In 2008, when hedge funds lost 19% overall, fixed-income arbitrageurs did not do much better, posting an 18% loss. However, European fixed-income arbitrage strategies actually rose by 11%, says Ben Funk (pictured), head of research at investor Liongate Capital Management.
"In drawdown periods such as 2008, European managers did a better job - a fair bit of which was due to fixed-income arbitrage," he says.
"Over the past five years, US managers have been stronger than European managers in all strategies but fixed-income arbitrage.
"In continental Europe, there is a hard quant background, which would give managers deep skills in maths. This lends itself to fixed-income strategies, which are more quant-based."
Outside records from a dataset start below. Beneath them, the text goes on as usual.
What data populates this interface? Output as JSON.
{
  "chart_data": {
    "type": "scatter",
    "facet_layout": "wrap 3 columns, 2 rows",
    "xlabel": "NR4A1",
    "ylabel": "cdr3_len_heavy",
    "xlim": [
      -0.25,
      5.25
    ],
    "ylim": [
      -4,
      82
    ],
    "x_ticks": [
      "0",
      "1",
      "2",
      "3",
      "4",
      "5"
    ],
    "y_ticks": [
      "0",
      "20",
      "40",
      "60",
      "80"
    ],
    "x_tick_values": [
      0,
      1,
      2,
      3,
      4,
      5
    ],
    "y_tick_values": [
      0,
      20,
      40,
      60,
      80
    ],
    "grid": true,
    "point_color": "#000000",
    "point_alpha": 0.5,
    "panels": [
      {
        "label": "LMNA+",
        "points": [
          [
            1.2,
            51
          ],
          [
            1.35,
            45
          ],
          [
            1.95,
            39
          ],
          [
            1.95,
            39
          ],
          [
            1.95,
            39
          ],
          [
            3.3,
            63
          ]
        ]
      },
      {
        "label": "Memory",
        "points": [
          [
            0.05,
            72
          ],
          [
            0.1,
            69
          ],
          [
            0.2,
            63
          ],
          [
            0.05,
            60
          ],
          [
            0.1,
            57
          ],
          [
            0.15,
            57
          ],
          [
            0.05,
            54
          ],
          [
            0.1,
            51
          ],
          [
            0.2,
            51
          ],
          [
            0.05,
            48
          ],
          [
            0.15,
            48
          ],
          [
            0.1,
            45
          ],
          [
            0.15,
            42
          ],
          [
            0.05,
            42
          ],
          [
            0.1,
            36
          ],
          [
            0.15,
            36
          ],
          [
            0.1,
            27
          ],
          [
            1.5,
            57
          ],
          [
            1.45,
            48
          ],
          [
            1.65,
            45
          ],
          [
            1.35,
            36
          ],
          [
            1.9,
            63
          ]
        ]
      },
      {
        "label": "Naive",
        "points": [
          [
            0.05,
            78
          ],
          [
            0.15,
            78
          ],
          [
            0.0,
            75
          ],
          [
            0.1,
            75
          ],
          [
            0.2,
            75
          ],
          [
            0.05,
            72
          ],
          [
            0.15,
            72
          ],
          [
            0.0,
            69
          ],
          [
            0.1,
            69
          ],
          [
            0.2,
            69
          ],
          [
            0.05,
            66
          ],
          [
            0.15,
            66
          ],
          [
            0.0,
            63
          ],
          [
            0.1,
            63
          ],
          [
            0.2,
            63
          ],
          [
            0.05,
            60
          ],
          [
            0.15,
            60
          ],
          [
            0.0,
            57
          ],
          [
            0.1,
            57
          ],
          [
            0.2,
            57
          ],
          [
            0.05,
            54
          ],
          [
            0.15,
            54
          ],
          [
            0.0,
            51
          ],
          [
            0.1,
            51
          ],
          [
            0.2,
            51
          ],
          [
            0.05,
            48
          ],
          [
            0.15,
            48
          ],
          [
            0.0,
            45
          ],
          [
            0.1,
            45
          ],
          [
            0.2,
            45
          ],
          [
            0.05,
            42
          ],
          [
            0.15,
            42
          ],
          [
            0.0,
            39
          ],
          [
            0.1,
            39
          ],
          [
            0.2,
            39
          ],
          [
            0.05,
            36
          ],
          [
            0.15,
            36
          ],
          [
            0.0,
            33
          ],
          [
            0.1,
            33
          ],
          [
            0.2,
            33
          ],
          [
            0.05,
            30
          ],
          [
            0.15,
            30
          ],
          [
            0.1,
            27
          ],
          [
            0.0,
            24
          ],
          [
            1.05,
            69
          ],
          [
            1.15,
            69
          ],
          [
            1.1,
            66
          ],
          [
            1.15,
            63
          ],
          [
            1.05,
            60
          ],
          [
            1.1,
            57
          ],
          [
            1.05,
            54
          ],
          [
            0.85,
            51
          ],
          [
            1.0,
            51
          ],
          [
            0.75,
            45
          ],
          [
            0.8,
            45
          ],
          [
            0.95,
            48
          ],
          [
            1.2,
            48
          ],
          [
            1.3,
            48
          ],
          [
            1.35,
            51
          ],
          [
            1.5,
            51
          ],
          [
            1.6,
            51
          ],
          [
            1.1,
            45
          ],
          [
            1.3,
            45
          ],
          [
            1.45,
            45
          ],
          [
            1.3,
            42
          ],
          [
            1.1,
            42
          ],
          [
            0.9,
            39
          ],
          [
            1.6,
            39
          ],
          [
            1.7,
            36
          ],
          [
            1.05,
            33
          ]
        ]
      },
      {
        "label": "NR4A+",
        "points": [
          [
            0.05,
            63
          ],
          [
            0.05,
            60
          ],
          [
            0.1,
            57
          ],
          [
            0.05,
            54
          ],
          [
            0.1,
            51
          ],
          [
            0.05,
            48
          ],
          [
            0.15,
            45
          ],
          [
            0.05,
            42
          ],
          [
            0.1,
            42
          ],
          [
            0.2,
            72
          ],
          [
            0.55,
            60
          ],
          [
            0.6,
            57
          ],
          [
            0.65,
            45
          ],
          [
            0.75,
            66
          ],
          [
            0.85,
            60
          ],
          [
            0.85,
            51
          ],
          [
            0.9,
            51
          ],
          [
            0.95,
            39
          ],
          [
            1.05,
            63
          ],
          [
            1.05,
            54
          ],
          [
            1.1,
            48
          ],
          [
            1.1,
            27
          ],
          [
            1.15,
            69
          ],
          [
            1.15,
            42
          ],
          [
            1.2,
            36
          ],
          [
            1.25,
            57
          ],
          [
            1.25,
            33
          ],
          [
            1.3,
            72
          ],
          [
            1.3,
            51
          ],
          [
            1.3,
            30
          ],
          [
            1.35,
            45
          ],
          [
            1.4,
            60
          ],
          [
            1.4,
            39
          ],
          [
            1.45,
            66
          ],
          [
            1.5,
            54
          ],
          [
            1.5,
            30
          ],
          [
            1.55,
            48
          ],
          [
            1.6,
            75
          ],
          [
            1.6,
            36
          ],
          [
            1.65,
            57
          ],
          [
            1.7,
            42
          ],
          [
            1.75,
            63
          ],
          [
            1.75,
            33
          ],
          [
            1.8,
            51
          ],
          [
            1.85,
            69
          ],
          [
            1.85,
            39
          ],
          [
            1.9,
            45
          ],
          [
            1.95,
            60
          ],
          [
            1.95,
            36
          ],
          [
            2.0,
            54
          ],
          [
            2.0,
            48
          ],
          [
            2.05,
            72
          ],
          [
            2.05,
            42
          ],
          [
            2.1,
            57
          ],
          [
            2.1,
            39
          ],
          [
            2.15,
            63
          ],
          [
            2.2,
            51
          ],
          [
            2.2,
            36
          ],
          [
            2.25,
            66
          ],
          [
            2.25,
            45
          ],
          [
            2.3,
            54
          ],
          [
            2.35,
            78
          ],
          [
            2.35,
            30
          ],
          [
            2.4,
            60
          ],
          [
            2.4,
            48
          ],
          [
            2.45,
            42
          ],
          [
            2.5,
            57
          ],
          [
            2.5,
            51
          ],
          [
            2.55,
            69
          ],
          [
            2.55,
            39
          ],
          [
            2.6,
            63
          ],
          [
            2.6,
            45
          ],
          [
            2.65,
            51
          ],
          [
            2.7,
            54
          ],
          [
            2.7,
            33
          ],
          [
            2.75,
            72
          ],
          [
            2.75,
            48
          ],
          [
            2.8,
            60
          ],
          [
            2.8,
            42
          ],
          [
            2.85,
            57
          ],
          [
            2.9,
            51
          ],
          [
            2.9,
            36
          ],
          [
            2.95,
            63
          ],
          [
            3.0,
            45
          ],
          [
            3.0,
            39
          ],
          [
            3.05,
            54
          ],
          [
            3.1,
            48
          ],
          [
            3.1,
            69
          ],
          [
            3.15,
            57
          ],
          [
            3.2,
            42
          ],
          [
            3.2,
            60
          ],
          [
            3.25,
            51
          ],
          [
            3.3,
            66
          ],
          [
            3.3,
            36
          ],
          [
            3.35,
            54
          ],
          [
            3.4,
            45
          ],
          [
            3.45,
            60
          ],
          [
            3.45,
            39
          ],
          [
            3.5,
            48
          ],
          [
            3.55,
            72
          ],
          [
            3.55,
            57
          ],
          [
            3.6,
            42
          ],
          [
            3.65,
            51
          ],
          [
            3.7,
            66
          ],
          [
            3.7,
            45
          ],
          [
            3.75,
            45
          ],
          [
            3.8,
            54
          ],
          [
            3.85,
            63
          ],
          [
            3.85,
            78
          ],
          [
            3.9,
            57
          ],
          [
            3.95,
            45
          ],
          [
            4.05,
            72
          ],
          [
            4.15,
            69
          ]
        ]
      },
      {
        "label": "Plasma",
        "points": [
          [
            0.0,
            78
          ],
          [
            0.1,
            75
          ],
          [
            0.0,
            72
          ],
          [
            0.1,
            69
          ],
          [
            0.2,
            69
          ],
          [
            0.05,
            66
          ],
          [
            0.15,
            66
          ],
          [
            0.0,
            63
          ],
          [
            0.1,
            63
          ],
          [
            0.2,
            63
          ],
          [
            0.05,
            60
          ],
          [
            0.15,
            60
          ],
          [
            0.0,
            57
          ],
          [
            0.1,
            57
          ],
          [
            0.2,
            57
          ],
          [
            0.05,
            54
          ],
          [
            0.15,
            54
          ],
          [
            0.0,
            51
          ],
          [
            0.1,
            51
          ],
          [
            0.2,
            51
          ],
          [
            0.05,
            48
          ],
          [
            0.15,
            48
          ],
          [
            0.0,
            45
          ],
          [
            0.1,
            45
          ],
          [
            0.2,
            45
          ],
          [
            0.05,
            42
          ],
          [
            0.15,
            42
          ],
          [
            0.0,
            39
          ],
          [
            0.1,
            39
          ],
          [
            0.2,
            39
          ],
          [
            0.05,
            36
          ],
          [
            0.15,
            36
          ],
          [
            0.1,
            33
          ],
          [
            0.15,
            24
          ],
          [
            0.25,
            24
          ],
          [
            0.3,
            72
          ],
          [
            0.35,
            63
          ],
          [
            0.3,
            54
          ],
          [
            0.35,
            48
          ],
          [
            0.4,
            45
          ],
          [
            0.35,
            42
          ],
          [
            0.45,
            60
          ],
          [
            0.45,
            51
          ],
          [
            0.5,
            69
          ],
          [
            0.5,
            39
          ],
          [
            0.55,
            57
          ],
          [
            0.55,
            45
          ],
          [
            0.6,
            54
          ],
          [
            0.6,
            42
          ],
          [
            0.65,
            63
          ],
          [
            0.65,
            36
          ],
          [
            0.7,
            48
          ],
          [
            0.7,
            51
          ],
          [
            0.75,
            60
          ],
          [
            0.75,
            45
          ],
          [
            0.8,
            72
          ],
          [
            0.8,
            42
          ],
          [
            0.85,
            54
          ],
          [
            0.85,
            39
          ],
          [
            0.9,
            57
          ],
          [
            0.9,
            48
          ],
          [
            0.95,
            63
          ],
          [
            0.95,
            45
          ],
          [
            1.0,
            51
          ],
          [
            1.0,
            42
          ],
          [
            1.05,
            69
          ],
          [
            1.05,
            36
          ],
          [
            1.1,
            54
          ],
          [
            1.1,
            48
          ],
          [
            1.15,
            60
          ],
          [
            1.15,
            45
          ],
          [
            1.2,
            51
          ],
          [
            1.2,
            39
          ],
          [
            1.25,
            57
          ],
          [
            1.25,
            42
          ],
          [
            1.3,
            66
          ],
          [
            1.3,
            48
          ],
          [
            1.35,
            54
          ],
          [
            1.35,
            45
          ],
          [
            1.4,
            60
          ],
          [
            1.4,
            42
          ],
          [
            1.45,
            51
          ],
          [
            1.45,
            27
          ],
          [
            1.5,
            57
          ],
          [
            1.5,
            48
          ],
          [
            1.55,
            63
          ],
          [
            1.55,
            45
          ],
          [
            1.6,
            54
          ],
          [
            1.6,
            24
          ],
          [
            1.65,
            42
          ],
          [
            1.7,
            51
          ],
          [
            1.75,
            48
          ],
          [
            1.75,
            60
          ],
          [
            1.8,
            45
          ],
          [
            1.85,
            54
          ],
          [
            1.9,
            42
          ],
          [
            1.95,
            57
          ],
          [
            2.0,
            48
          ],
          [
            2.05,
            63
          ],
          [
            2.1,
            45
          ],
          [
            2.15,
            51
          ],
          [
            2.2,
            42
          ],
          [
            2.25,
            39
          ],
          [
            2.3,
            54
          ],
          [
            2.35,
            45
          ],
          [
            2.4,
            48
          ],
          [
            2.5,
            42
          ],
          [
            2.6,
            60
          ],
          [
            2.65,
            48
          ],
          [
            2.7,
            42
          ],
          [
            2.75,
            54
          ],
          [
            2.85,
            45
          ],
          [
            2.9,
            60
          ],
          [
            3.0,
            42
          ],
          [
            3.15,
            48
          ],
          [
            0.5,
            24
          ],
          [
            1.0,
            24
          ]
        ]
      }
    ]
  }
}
Julliard says European managers, in general, concentrate more on generating returns independent of market direction (or alpha), whereas US managers are better to have for riding the market direction (or beta).
He says: "When there is positive beta, the US hedge funds do much better than in Europe, and it is the opposite in bear markets. In 2009, when we had the big rally in markets, the US hedge funds were returning 10% to 15%, whereas Europeans were making maybe 5% to 7%."
Julliard says European managers are generally more risk averse than their American peers - a trait perhaps fuelled by US investors expecting high returns of up to 30%, or even 40%, per annum.
But in the ‘lost decade' for equities to 2010, US managers almost quadrupled their investor's money (up 273%, according to Eurekahedge), while Europeans ‘only' tripled it (200%).
Funk says: "A lot of US managers tend to be more trading-orientated in their approach, whereas European managers may be more fundamental. The trading orientation has allowed a better compounding of returns over time, although not in the shorter term in every market."
The top 20% of US managers were also better over five years (up 33% average annualised) than the best Europeans (up 20%), Funk notes.
Over the past five years, the average US manager returned about 7% per annum, whereas the average European made about 3.5%.
The long-term performance from each side of the Atlantic stands hedge funds in good stead generally when compared to global shares (MSCI World Index), which fell 20%.
Americans' superior returns must, however, be weighed up against other, non-investment considerations.
Julliard says investing in European hedge funds, as ERAAM does exclusively, benefits from tighter regulation here, which also gives rise to healthy transparency.
He adds: "Also, the liquidity of European hedge funds is better, on average, than in the US because the investor base is much more demanding.
"In Europe, about 30% of hedge funds offer monthly liquidity, with 50% offering quarterly liquidity, whereas in the US about 30% will offer quarterly and 50% annual redemptions."
Funk notes managers might, in part, be formed or at least influenced by the history of their markets, or the fate of geography.
"Because of Europe's international position ‘between' emerging markets and the US in terms of the time zone, you find a lot of good discretionary macro managers, too."